There was much more action in the second 45 minutes, a switch in pace that would seemingly benefit UNC. But instead, it was the Mountaineers who took advantage.
In the 74th minute, West Virginia took a 1-0 lead behind the foot of Michaela Abam. The forward found herself with the ball after a set piece, cut back to her left foot and powered the ball through the gloves of Harris.
The Tar Heels had plenty of chances to equalize, however. In the 77th minute, first-year forward Bridgette Andrzejewski received a cross in the middle of the box, but her shot sailed high over the bar. Just more than a minute later, the ball fell to fellow first-year forward Madison Schultz in the box. She was all alone from six yards out, but she mishit the shot and sent it high.
Junior midfielder Megan Buckingham had a half-chance a few minutes later, but the Tar Heels never could muster another solid opportunity.

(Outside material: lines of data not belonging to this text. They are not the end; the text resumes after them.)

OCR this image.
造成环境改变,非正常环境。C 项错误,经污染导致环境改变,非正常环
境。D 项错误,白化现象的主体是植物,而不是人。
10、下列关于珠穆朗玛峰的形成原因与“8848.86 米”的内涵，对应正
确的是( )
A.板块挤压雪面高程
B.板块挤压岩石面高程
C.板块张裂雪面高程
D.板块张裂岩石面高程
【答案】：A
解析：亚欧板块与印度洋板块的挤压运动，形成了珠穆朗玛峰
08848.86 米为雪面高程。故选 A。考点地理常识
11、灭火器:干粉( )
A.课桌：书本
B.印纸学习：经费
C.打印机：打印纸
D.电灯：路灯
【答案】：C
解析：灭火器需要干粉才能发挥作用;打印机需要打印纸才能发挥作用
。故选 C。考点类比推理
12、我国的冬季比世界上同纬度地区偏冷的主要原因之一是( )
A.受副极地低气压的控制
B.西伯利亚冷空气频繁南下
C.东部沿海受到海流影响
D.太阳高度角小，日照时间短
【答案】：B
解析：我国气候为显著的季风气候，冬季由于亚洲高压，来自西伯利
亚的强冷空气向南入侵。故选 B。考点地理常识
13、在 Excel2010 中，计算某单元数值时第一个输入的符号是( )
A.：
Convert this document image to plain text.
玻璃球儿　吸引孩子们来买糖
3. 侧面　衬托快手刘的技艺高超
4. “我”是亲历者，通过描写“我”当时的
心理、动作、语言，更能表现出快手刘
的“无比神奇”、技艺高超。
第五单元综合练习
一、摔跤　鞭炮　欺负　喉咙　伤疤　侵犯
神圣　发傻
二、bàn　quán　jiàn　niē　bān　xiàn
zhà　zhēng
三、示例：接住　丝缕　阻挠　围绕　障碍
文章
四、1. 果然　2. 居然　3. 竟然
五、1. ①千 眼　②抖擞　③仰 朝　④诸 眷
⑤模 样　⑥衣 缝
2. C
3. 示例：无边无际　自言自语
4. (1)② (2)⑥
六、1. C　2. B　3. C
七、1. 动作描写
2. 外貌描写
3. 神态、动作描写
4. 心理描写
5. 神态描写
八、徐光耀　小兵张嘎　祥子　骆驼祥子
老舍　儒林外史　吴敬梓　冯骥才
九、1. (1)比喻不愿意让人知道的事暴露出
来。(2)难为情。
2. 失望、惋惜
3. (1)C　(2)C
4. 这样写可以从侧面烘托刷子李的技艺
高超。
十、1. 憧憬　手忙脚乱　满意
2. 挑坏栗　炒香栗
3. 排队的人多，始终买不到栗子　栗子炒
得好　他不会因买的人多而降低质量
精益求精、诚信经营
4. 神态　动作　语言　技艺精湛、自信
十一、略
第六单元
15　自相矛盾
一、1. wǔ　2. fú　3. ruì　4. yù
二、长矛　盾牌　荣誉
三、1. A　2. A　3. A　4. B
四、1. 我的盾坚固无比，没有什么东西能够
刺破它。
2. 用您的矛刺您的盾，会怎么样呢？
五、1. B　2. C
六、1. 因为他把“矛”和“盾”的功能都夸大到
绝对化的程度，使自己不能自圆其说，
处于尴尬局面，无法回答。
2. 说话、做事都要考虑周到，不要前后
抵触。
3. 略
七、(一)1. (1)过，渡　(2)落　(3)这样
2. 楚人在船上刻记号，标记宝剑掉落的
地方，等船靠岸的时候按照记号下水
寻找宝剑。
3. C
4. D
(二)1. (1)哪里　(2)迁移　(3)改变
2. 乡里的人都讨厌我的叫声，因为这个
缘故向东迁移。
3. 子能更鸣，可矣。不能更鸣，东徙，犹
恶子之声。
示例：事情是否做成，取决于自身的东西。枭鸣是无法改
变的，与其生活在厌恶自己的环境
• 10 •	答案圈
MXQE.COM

West Virginia was able to keep possession for the latter five minutes of the game, bleeding the clock and putting an end to North Carolina's improbable tournament run.
Who stood out?
Abam caused problems all day for UNC. Her pace and size proved a matchup nightmare for the Tar Heel back three, and her strong left foot gave the Mountaineers a lead they would never relinquish.
For UNC, defender Maggie Bill played perhaps her best game of the tournament. She has often been overlooked because of the play of her cohorts on the back line — Julia Ashley and Hanna Gardner — but she consistently battled against an adept West Virginia attack and held her own against some pretty talented forwards.
When was it decided?
Things began to unravel for UNC with less than five minutes remaining. The Mountaineers took control of the ball and spent the remaining time on the clock in the corners of the field as time ran out.
Why does it matter?
UNC hasn't won a national championship since 2012. With the loss to the Mountaineers, the graduating class of true seniors — made up of midfielders Darcy McFarlane and Cameron Castleberry and forward Sarah Ashley Firstenberg — will be the first four-year players to leave the North Carolina women's soccer team without winning a national title.
The broken streak might hurt most for McFarlane, who went down with an injury in the 23rd minute. She couldn't continue and had to watch from the bench for the next 67 minutes as her team's chances at an NCAA title slowly slipped away.